For a long time now, sets have been used as the building blocks of everything else, but they’ve got some big problems. For one, to use a set-theoretical background you have to choose whether or not to use various axioms, and the oddest one is the Axiom of Choice, and its equivalents Zorn’s Lemma and the Well-Ordering Principle[2]. The problem arises that when you’re doing algebra it’s *really* nice to have Zorn’s Lemma around. In fact, it’s almost indispensible. However, when you’re doing analysis (think “calculus, but more so”) or point-set topology, the Axiom of Choice gives you weird things like non-measurable sets (as **MikeS** mentioned) and outright absurdities like Banach-Tarski. Even worse, algebraic topology gets a mixed bag. The upshot is that the Axiom of Choice is *so* nice for algebra that mathematicians generally accept the weirdness, but there are a few holdouts.

Anyhow, what if we never had to make that choice? Enter topoi. A topos is a kind of mathematical structure which does all sorts of nifty things. In particular, various topoi are really good at providing models for various kinds of set theory. Originally, of course, topoi arose from a field rooted in sets (usually thought of with Choice), and there’s a topos of sets, which is sort of like emulating a computer in its own software. You can also construct topoi of other variations on the notion of sets. These can, for instance, provide models of set theories which reject Choice.

So there’s a push on (among people who even think about such things anymore) to try to replant the whole tree of mathematics in topoi from the beginning. Now the question can be answered, “The Banach-Tarski paradox involves cutting infinitely finely, would take forever to make the choices the Axiom of Choice tells us can be made, *and only holds in Choice topoi to begin with*”. Of course, there’s no evidence on either side that Choice holds in whatever topos the real world occupies or not, but the Intuitionists (people who hold Banach-Tarski up as an absurdity, among other things) would suggest that the real world’s logic doesn’t contain Choice.

[1] Oddly enough, most modern mathematicians don’t pay much attention to mathematical philosophy. This is the view that (as far as I can tell) best describes “how mathematicians really do math”.

[2] The Axiom of Choice says that if you have any collection of sets indexed by another set, you can choose one element of each set. It’s nontrivial when the indexing set is very infinite.

Well-Ordering says that the elements of any set can be put into a line so that any subset contains a least element. Just try this with the real numbers to see how things start to go weird.
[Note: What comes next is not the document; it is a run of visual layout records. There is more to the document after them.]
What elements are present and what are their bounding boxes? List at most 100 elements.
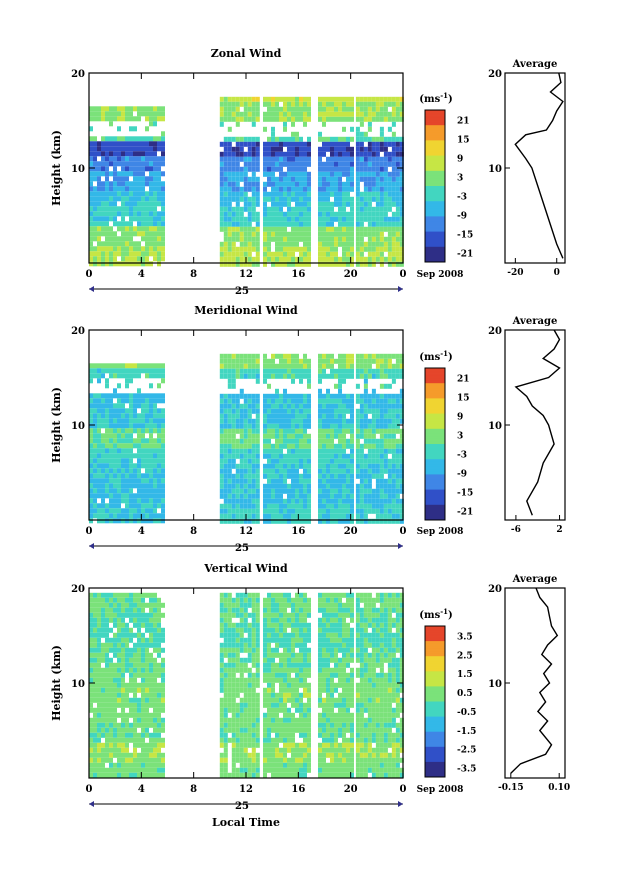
heat-cell xyxy=(307,518,311,524)
heat-cell xyxy=(251,737,256,743)
heat-cell xyxy=(105,712,109,718)
heat-cell xyxy=(299,483,303,489)
heat-cell xyxy=(287,368,291,374)
heat-cell xyxy=(318,221,322,227)
heat-cell xyxy=(263,742,267,748)
colorbar-tick-label: -21 xyxy=(457,508,473,518)
heat-cell xyxy=(149,752,153,758)
heat-cell xyxy=(299,423,303,429)
heat-cell xyxy=(271,126,275,132)
heat-cell xyxy=(121,216,125,222)
heat-cell xyxy=(223,757,228,763)
heat-cell xyxy=(247,251,252,257)
colorbar-segment xyxy=(425,479,445,483)
heat-cell xyxy=(137,141,141,147)
heat-cell xyxy=(247,393,252,399)
heat-cell xyxy=(145,166,149,172)
heat-cell xyxy=(101,368,105,374)
heat-cell xyxy=(149,201,153,207)
heat-cell xyxy=(125,438,129,444)
heat-cell xyxy=(322,518,326,524)
heat-cell xyxy=(97,111,101,117)
heat-cell xyxy=(113,468,117,474)
heat-cell xyxy=(399,186,404,192)
heat-cell xyxy=(318,508,322,514)
heat-cell xyxy=(129,772,133,778)
heat-cell xyxy=(89,201,93,207)
heat-cell xyxy=(318,156,322,162)
heat-cell xyxy=(125,176,129,182)
heat-cell xyxy=(387,373,392,379)
heat-cell xyxy=(243,592,248,598)
colorbar-tick-label: 3 xyxy=(457,174,463,184)
heat-cell xyxy=(145,156,149,162)
heat-cell xyxy=(157,637,161,643)
heat-cell xyxy=(338,166,342,172)
heat-cell xyxy=(89,448,93,454)
heat-cell xyxy=(263,702,267,708)
heat-cell xyxy=(267,697,271,703)
heat-cell xyxy=(235,368,240,374)
colorbar-segment xyxy=(425,423,445,427)
heat-cell xyxy=(153,637,157,643)
heat-cell xyxy=(247,256,252,262)
heat-cell xyxy=(137,463,141,469)
heat-cell xyxy=(97,508,101,514)
heat-cell xyxy=(395,498,400,504)
heat-cell xyxy=(355,488,360,494)
heat-cell xyxy=(129,697,133,703)
heat-cell xyxy=(371,251,376,257)
heat-cell xyxy=(223,722,228,728)
heat-cell xyxy=(113,211,117,217)
heat-cell xyxy=(141,256,145,262)
heat-cell xyxy=(383,443,388,449)
heat-cell xyxy=(161,106,165,112)
heat-cell xyxy=(113,241,117,247)
heat-cell xyxy=(223,246,228,252)
heat-cell xyxy=(93,398,97,404)
heat-cell xyxy=(279,106,283,112)
heat-cell xyxy=(363,191,368,197)
heat-cell xyxy=(145,428,149,434)
heat-cell xyxy=(295,493,299,499)
heat-cell xyxy=(322,458,326,464)
heat-cell xyxy=(227,463,232,469)
heat-cell xyxy=(346,191,350,197)
heat-cell xyxy=(267,592,271,598)
heat-cell xyxy=(219,682,224,688)
heat-cell xyxy=(141,722,145,728)
heat-cell xyxy=(141,166,145,172)
heat-cell xyxy=(121,236,125,242)
heat-cell xyxy=(149,488,153,494)
colorbar-tick-label: -21 xyxy=(457,250,473,260)
heat-cell xyxy=(367,373,372,379)
heat-cell xyxy=(299,438,303,444)
heat-cell xyxy=(255,211,260,217)
heat-cell xyxy=(251,677,256,683)
heat-cell xyxy=(291,236,295,242)
heat-cell xyxy=(153,498,157,504)
heat-cell xyxy=(291,438,295,444)
heat-cell xyxy=(263,358,267,364)
heat-cell xyxy=(379,403,384,409)
heat-cell xyxy=(157,251,161,257)
heat-cell xyxy=(121,186,125,192)
heat-cell xyxy=(330,106,334,112)
heat-cell xyxy=(243,236,248,242)
heat-cell xyxy=(342,423,346,429)
heat-cell xyxy=(387,448,392,454)
heat-cell xyxy=(129,602,133,608)
heat-cell xyxy=(279,251,283,257)
heat-cell xyxy=(350,231,354,237)
heat-cell xyxy=(299,96,303,102)
heat-cell xyxy=(113,146,117,152)
heat-cell xyxy=(117,612,121,618)
heat-cell xyxy=(399,246,404,252)
heat-cell xyxy=(350,201,354,207)
heat-cell xyxy=(235,443,240,449)
heat-cell xyxy=(113,742,117,748)
heat-cell xyxy=(97,518,101,524)
heat-cell xyxy=(117,483,121,489)
heat-cell xyxy=(97,652,101,658)
heat-cell xyxy=(125,478,129,484)
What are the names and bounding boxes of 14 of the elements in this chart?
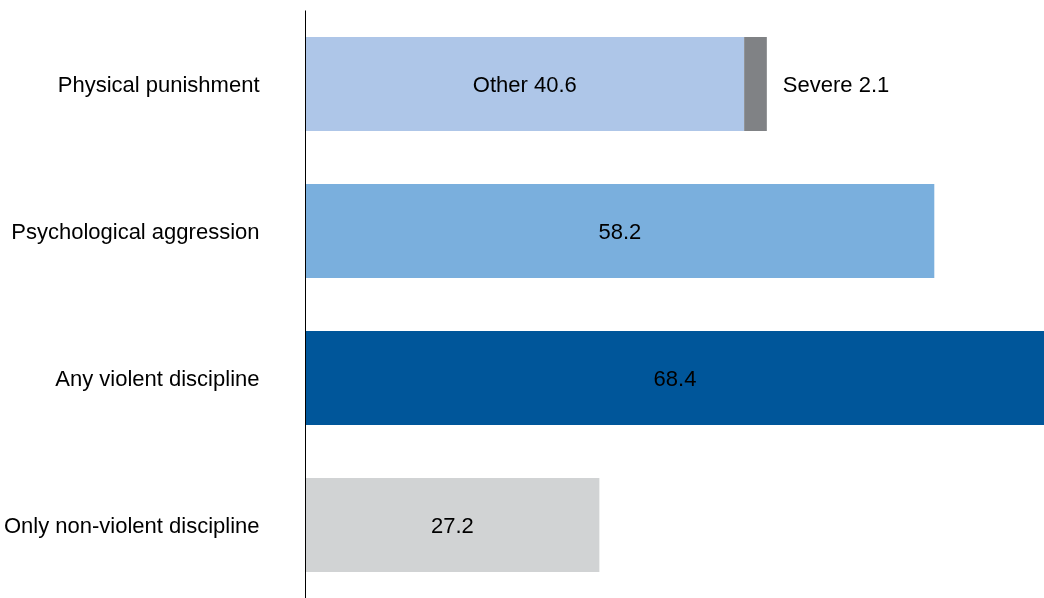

Zorn’s Lemma is harder to describe. Basically if you’ve got a notion of “greater than”, but not every pair of elements are comparable (think about (x,y) > (z,w) if x>y and z>w. Then (1,2) and (2,1) are incomparable), and for any sequence of increasing elements (each “greater than” the last) you can find an element that’s greater than all of the elements of the sequence, then the set contains at least one element that no element is greater than (though other elements may be incomparable).

Although all three are logically equivalent, mathematicians (well, those who are like this mathematician) are fond of noting that “The Axiom of Choice is obviously true, the Well-Ordering Principle is plainly false, and who knows about Zorn’s Lemma?”